Side A runs hot. "Spray Paint," the 131-BPM opener, clocks in at over six minutes, giving you the runway to bring it in properly. That tempo sits at the high end of what reads as house and the low end of what reads as techno, which is exactly the grey zone Hunt has occupied since his teenage years under Ron Hardy at The Music Box. His documented production approach is 909-heavy, and at 131 BPM the kick lands with more insistence than swing, pushing the groove forward rather than rocking it sideways. Anything arriving from 128-130 BPM will sit cleanly against it. For pairing: Cari Lekebusch (a documented Hunt collaborator) or the harder side of Robert Hood's Floorplan catalog bracket it naturally.

"Madd Kapp" at 129 BPM is the A2 companion, two BPM of relief that registers as a gear shift without requiring a pitch correction. If "Spray Paint" opens the sequence, "Madd Kapp" commits to it.

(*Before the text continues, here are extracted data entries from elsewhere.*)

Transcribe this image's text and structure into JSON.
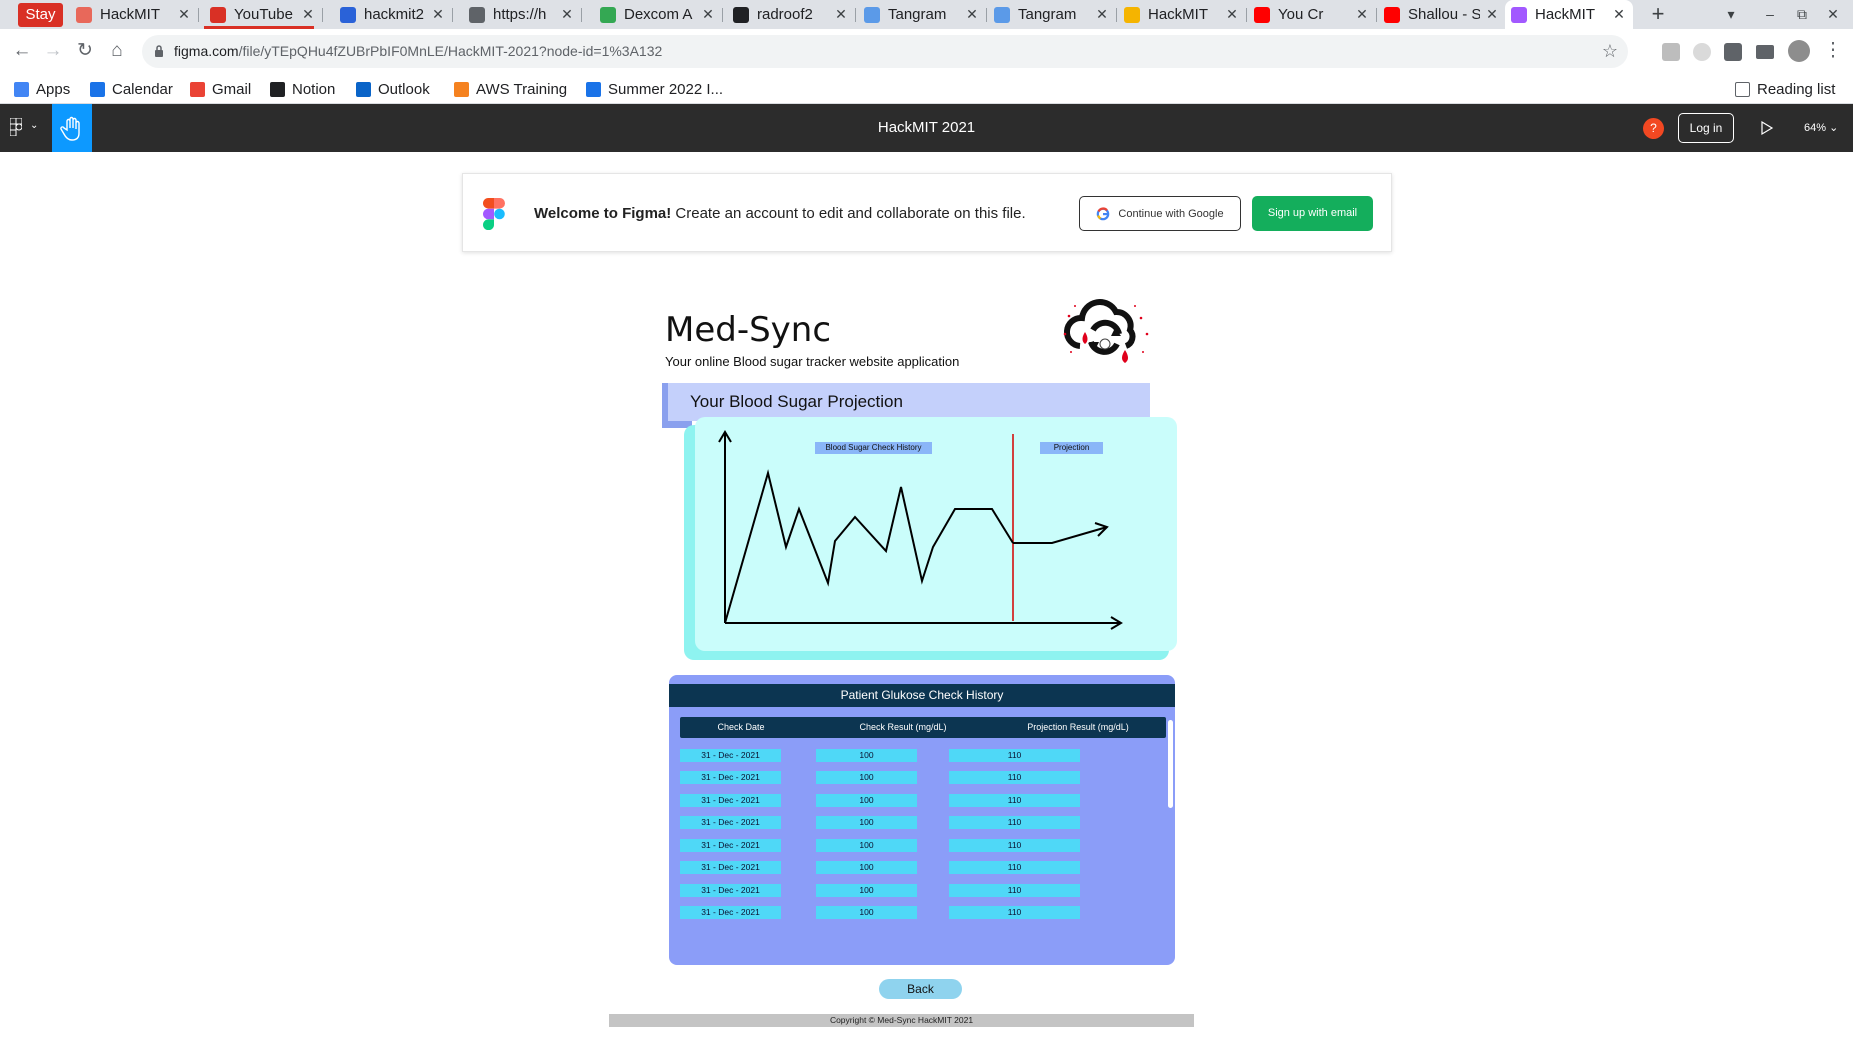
{
  "browser": {
    "stay_label": "Stay",
    "tabs": [
      {
        "label": "HackMIT",
        "color": "#e8685a"
      },
      {
        "label": "YouTube",
        "color": "#d93025"
      },
      {
        "label": "hackmit2",
        "color": "#2a62d8"
      },
      {
        "label": "https://h",
        "color": "#5f6368"
      },
      {
        "label": "Dexcom A",
        "color": "#34a853"
      },
      {
        "label": "radroof2",
        "color": "#202124"
      },
      {
        "label": "Tangram",
        "color": "#5b9ae8"
      },
      {
        "label": "Tangram",
        "color": "#5b9ae8"
      },
      {
        "label": "HackMIT",
        "color": "#f5b400"
      },
      {
        "label": "You Cr",
        "color": "#ff0000"
      },
      {
        "label": "Shallou - S",
        "color": "#ff0000"
      },
      {
        "label": "HackMIT",
        "color": "#a259ff"
      }
    ],
    "url_host": "figma.com",
    "url_path": "/file/yTEpQHu4fZUBrPbIF0MnLE/HackMIT-2021?node-id=1%3A132",
    "bookmarks": [
      {
        "label": "Apps",
        "color": "#4285f4"
      },
      {
        "label": "Calendar",
        "color": "#1a73e8"
      },
      {
        "label": "Gmail",
        "color": "#ea4335"
      },
      {
        "label": "Notion",
        "color": "#202124"
      },
      {
        "label": "Outlook",
        "color": "#0a64c8"
      },
      {
        "label": "AWS Training",
        "color": "#f58220"
      },
      {
        "label": "Summer 2022 I...",
        "color": "#1a73e8"
      }
    ],
    "reading_list": "Reading list"
  },
  "figma": {
    "file_title": "HackMIT 2021",
    "help_label": "?",
    "login_label": "Log in",
    "zoom": "64%",
    "welcome_bold": "Welcome to Figma!",
    "welcome_text": " Create an account to edit and collaborate on this file.",
    "google_button": "Continue with Google",
    "email_button": "Sign up with email"
  },
  "app": {
    "title": "Med-Sync",
    "subtitle": "Your online Blood sugar tracker website application",
    "section_title": "Your Blood Sugar Projection",
    "legend_history": "Blood Sugar Check History",
    "legend_projection": "Projection",
    "table_title": "Patient Glukose Check History",
    "columns": [
      "Check Date",
      "Check Result (mg/dL)",
      "Projection Result (mg/dL)"
    ],
    "rows": [
      [
        "31 - Dec - 2021",
        "100",
        "110"
      ],
      [
        "31 - Dec - 2021",
        "100",
        "110"
      ],
      [
        "31 - Dec - 2021",
        "100",
        "110"
      ],
      [
        "31 - Dec - 2021",
        "100",
        "110"
      ],
      [
        "31 - Dec - 2021",
        "100",
        "110"
      ],
      [
        "31 - Dec - 2021",
        "100",
        "110"
      ],
      [
        "31 - Dec - 2021",
        "100",
        "110"
      ],
      [
        "31 - Dec - 2021",
        "100",
        "110"
      ]
    ],
    "back_label": "Back",
    "footer": "Copyright © Med-Sync HackMIT 2021"
  },
  "colors": {
    "figma_green": "#14ae5c",
    "figma_blue": "#0d99ff",
    "table_bg": "#8b9df8",
    "table_header": "#0c3551",
    "cell": "#4fd8f7",
    "chart_bg": "#cafdfb",
    "divider": "#d40000"
  }
}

The A-side as a two-track block sits well in any minimal or deep techno set running 128-132 BPM, and the length of each cut means you're not scrambling for a quick exit.

The B-side drops the template. "MS. Mikaya In Place Of" at 121 BPM is a ten-beat-per-minute descent from the A-side peak, landing squarely at classic Chicago house tempo, the pace Ron Hardy ran at The Music Box in the early 1980s. Functionally, it recalibrates the room. Use it as a pivot after a harder stretch, or as a bridge into deeper, more atmospheric material. The Chain Reaction catalog or the quieter side of Plastikman's early work sits on the same horizontal plane.

"Somebody Shake It," the B2 closer at 125 BPM, is the release valve: up four BPM from the B1, and the title signals exactly what it's built to do. It restores motor function after the depth of "MS. Mikaya In Place Of" without abandoning the restraint. At mid-tempo house territory, it's also the track that earns the record's "Chicago" tag most explicitly.

What makes HM036 a reliable DJ tool is the internal architecture. Side A at 129-131 provides a two-track techno-leaning block for peak time. Side B at 121-125 traces the controlled descent, still holding the floor but cooling the room by degrees. That 10-BPM span across the 12-inch is structural design, not coincidence.

Hunt came up playing 909-based acid tracks alongside disco and house at the Hyatt Park Athletic Club, under Ron Hardy's mentorship, in rooms where tempo and texture were programming decisions rather than genre markers. His debut EP "Living in a Land," co-produced by Armando Gallop on Housetime Records, came out of the same Chicago orbit as Trax Records. HM036 arrives on an Italian imprint distributed out of Frankfurt, but the mechanics that make it mix-ready trace straight back to that source. Forty years of room-reading is audible in the sequencing alone.